Klimaatvriendelijker leven? Makkelijker gezegd dan gedaan. Afstand doen van een bestaande leefstijl roept allerlei gevoelens op, ervaart redacteur Mariska van Sprundel. Deze week: in de kou zitten om energie besparen.
Nooit gedacht dat het dikke, pluizige, groene deken zo’n geliefd item zou worden. Het ding arriveerde vorig jaar in een kerstpakket en belandde in eerste instantie in de kast. Nu is de deken één geworden met de bank. En met mij.
Als het op de verwarming aankwam, was ik weinig bereid concessies te doen omwille van het klimaat. Ik wil het niet koud hebben. Je eigen huis is als een warm bad, waar je je comfortabel wil voelen. Hoe koud het buiten ook is, binnen is het altijd een behaaglijke twintig graden. Wat hebben we het leven toch heerlijk gemaakt voor onszelf.
De keerzijde van leven bij kamertemperatuur is natuurlijk de energie die dat kost. Woonhuizen worden voornamelijk verwarmd via het aardgas in de CV-ketel. En bij de verbranding van 1 m3 gas komt zo’n 1,8 kilogram CO2 vrij. Mijn tweepersoonshuishouden verbruikte de eerste dagen van maart zo’n 4 m3 aardgas per dag, zie ik op de app van onze energieleverancier. Best wat. Minder stoken zou helpen om mijn ecologische voetafdruk een maatje te downsizen.
De stimulans om te gaan snijden in mijn energieverbruik viel onlangs op de deurmat: een torenhoge energierekening door exploderende gasprijzen. De invasie van Rusland in Oekraïne was het laatste zetje: de verwarming ging omlaag. Door de thermostaat op de eco-stand van 15,5 graden te zetten, daalde ons verbruik naar 0,8 m3. Vijf keer zo weinig als de dagen ervoor! Door de nachtelijke vorst schoot het verbruik de dagen erna wat omhoog, naar 2 m3. Maar toch, wat een besparing.
Ik zit er wel een beetje mee. Pas nu ik zelf geraakt wordt door de energiecrisis ben ik mijn stookgedrag gaan aanpassen. Was een leefbare planeet achterlaten voor toekomstige generaties niet motiverend genoeg? Ik leg de vraag voor aan psycholoog Henk Staats, die zich aan de Universiteit Leiden bezighoudt met milieurelevant gedrag. “Het is precies zoals je zegt”, reageert hij. “Mensen handelen vanuit hun eigen belang. Daar kun je over moraliseren, maar het is gewoon zo. Als de voordelen persoonlijk zijn en dichtbij komen, raak je gemotiveerder om je gedrag te veranderen.”

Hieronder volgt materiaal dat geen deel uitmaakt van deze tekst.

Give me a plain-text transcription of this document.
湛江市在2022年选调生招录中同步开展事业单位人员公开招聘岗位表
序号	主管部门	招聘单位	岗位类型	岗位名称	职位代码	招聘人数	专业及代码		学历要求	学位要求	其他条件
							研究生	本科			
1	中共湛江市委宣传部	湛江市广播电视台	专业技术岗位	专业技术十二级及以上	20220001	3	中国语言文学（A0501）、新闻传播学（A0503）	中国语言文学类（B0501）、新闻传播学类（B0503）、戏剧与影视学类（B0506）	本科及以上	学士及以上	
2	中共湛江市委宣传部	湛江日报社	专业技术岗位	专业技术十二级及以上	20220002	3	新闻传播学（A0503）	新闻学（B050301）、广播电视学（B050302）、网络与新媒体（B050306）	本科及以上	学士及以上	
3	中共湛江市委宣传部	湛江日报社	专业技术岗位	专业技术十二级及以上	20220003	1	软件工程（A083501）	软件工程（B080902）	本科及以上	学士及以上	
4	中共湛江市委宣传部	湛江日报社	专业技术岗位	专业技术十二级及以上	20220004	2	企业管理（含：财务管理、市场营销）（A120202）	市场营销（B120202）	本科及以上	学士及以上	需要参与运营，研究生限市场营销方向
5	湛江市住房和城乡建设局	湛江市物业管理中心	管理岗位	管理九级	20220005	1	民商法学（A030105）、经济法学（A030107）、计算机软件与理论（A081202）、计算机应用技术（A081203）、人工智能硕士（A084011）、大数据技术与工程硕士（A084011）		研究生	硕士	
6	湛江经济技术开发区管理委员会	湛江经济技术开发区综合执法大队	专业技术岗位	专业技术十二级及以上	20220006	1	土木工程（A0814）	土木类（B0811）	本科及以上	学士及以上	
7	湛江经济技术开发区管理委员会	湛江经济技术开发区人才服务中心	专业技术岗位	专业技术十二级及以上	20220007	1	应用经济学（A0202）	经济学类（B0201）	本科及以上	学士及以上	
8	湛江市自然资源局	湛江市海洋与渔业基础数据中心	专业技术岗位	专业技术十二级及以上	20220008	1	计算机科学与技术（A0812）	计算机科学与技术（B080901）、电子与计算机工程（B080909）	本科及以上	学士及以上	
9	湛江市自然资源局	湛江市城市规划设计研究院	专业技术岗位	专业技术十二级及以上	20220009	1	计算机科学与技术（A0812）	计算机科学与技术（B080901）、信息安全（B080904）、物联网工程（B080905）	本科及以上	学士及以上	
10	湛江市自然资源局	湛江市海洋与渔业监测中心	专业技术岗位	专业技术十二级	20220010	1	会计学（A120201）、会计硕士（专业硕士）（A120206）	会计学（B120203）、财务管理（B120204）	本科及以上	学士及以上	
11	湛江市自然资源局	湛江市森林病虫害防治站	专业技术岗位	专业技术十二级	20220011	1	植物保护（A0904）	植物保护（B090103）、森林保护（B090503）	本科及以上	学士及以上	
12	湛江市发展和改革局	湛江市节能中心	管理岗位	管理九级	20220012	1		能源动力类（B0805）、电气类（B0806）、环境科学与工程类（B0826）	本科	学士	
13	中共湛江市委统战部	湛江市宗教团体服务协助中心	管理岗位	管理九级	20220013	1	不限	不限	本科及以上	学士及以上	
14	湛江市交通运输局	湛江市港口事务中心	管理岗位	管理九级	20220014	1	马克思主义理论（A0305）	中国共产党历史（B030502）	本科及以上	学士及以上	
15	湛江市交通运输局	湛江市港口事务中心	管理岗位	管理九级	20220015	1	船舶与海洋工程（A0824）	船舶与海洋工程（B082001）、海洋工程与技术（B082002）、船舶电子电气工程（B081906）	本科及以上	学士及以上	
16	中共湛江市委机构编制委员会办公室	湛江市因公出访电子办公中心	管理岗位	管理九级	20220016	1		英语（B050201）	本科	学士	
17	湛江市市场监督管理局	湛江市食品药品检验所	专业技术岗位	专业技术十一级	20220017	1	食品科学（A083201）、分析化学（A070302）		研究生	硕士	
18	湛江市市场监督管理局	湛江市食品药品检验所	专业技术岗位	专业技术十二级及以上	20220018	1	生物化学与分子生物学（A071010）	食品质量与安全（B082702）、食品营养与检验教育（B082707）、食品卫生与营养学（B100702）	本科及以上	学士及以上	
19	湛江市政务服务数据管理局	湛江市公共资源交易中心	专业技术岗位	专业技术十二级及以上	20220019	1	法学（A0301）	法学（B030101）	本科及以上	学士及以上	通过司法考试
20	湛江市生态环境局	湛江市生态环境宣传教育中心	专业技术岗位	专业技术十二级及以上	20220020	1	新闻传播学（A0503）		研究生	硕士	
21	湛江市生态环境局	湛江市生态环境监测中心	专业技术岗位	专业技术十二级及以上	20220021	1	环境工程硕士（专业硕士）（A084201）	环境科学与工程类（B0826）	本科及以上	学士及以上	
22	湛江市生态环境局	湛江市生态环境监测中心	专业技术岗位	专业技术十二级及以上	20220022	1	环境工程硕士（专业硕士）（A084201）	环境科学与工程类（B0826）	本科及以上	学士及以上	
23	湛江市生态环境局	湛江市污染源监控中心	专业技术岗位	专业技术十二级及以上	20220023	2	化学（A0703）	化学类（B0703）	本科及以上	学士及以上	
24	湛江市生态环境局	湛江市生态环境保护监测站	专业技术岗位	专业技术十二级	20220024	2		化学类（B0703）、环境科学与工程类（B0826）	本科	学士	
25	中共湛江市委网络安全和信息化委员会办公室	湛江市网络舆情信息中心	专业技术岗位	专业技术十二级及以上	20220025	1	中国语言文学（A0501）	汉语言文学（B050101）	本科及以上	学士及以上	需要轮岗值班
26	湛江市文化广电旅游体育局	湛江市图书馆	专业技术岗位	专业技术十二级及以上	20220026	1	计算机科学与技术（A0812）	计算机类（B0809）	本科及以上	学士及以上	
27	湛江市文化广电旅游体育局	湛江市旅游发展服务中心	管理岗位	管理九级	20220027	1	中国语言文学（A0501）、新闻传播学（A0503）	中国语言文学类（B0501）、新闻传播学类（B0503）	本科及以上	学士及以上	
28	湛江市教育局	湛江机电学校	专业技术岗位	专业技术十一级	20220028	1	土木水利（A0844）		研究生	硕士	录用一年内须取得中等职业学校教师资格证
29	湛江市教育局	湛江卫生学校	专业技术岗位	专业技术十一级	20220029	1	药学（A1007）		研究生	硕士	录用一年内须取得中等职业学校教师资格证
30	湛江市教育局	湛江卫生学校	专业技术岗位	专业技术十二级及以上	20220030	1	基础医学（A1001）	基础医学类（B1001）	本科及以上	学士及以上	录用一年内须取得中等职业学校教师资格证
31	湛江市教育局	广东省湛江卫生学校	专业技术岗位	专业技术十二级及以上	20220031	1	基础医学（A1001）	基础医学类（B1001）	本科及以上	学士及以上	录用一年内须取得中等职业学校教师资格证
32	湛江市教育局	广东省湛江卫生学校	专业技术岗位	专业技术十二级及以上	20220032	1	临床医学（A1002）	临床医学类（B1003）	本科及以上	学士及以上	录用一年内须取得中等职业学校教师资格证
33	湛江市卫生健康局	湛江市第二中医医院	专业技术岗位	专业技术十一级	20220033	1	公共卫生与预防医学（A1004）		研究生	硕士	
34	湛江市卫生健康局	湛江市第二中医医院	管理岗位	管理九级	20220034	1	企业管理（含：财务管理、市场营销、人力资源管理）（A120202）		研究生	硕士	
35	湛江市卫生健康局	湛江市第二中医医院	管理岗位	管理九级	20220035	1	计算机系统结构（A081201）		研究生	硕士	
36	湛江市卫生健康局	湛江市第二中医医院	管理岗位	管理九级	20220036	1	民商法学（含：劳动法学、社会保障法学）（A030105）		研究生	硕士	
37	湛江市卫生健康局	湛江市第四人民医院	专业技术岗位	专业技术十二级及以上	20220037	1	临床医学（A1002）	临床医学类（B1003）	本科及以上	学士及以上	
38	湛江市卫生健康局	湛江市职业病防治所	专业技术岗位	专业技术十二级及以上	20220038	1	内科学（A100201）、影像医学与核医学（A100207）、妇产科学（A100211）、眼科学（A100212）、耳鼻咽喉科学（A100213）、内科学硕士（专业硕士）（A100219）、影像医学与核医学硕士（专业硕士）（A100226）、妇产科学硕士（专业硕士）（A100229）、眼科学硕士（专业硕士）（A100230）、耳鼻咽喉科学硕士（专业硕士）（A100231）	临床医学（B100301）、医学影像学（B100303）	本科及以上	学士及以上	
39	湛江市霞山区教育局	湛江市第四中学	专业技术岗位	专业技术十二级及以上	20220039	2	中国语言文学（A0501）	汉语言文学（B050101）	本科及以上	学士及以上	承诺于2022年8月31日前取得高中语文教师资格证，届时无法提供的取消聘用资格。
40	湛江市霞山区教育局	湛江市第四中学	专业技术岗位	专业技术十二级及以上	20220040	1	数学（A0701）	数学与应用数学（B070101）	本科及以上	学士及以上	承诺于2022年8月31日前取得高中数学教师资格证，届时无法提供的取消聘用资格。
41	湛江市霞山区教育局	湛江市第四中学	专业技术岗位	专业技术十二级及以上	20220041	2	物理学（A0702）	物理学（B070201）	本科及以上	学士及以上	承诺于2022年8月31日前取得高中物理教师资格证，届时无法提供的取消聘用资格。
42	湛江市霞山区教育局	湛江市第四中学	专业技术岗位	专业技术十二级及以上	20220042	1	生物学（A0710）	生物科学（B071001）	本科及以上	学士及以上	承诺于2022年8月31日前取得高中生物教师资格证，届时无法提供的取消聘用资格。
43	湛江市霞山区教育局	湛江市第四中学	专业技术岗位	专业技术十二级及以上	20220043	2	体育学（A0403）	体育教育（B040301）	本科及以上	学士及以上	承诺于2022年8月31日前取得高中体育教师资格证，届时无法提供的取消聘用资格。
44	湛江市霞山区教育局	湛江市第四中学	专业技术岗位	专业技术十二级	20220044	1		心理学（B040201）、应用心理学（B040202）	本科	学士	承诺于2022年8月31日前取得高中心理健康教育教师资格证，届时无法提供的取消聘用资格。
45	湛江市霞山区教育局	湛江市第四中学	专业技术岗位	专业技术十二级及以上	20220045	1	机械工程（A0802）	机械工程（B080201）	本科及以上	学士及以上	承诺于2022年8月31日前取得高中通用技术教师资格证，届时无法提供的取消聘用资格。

Plantaardig eten of de trein pakken omwille van het milieu roept bij mij minder weerstand op dan de thermostaat omlaag draaien. Ook al ligt het rendement van deze ‘opofferingen’ voor mij als persoon ook ver weg. Hoe zit dat? Volgens Staats heeft iedereen nou eenmaal zijn eigen prioriteiten en eigen favoriete gedragingen. “Comfort in huis is voor mensen heel belangrijk, meer dan wat ze eten.”
‘s Avonds op de bank trek ik de pluisdeken verder omhoog tot aan mijn schouders. De warmte is meteen voelbaar. Of ik dit experiment doortrek naar volgende winter weet ik nog niet. Een huistemperatuur van zestien graden is erg extreem, maar één of twee graden lager vanaf nu moet kunnen. Met een extra trui aan kun je je ook verrassend behaaglijk voelen thuis. Alleen die neus… Die blijft koud.